Oprah Winfrey Pushes Gun Control, Immigration Reform in Speech to Harvard Grads

Oprah Winfrey Pushes Gun Control, Immigration Reform in Speech to Harvard Grads

By JAY LINDSAY
Associated Press
CAMBRIDGE, Mass.
The invitation from Harvard University caught Oprah Winfrey at a low point. Her new TV network was struggling, branded a flop in the media, when Harvard President Drew Gilpin Faust called last year to ask Winfrey to address 2013 graduates.

The request came “in the very moment when I had stopped succeeding,” Winfrey recalled.

She headed for a long shower to think (“It was either that or a bag of Oreos,” she joked) and emerged resolved to change her story by the time her speech rolled around.

A year later, Winfrey said, her Oprah Winfrey Network has found its footing and her approach to facing setbacks had been validated. Stumbles are inevitable but not permanent, Winfrey told graduates Thursday.

Winfrey spoke during the afternoon session of Harvard’s 362nd commencement before a packed Harvard Yard. The media mogul and former talk-show host urged graduates to find their own story, which she described as their true calling or purpose.

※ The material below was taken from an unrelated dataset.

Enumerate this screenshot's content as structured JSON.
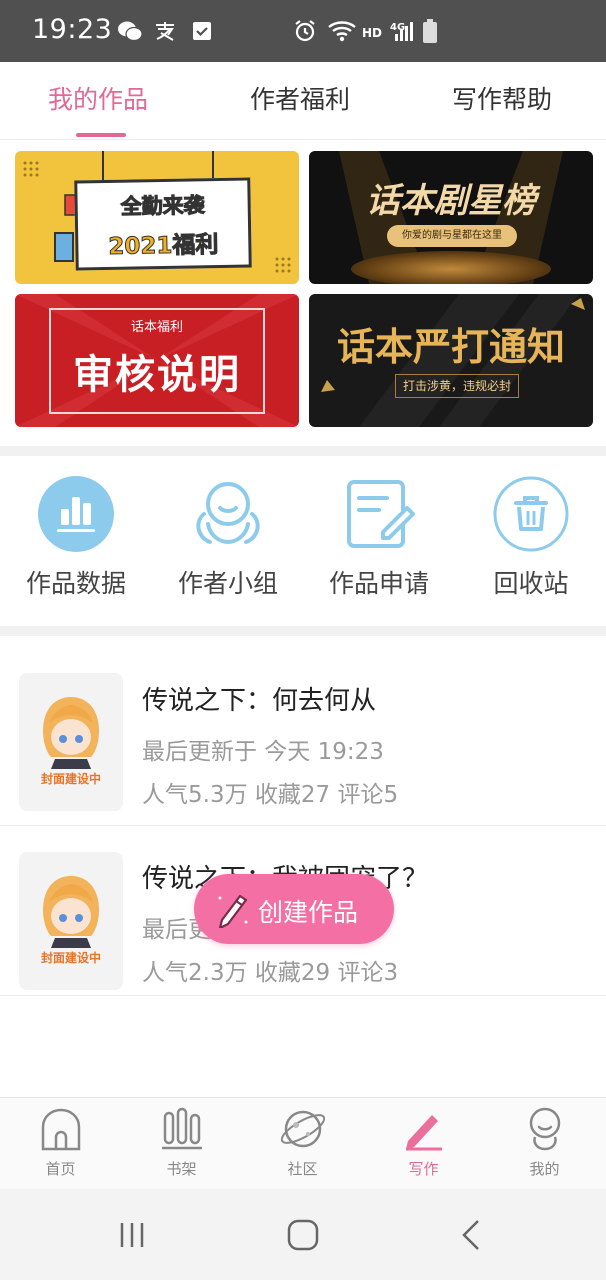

Her own calling, she said, was to use television to show people “that what unites us is ultimately far more redeeming and compelling than anything that separates (us).”

Winfrey’s speech dipped into politics, as she referred to entrenched partisanship that’s stymied legislation she said most Americans favor, including stronger background checks for gun purchases and a path to citizenship for immigrants in the country illegally.

Winfrey urged graduates to break through divisions and spoke of a lesson she learned from doing thousands of interviews. Every person–from George W. Bush to Barack Obama to Beyonce, “in all her Beyonce-ness”–asks the same thing when the interview is over: “Was that OK?”
People want to be validated and know that they’re being understood, Winfrey said. She challenged graduates to do that by personally connecting with people as a way to bridge divides.

Ultimately, graduates need to be true to themselves and open to sharing who they are, she said.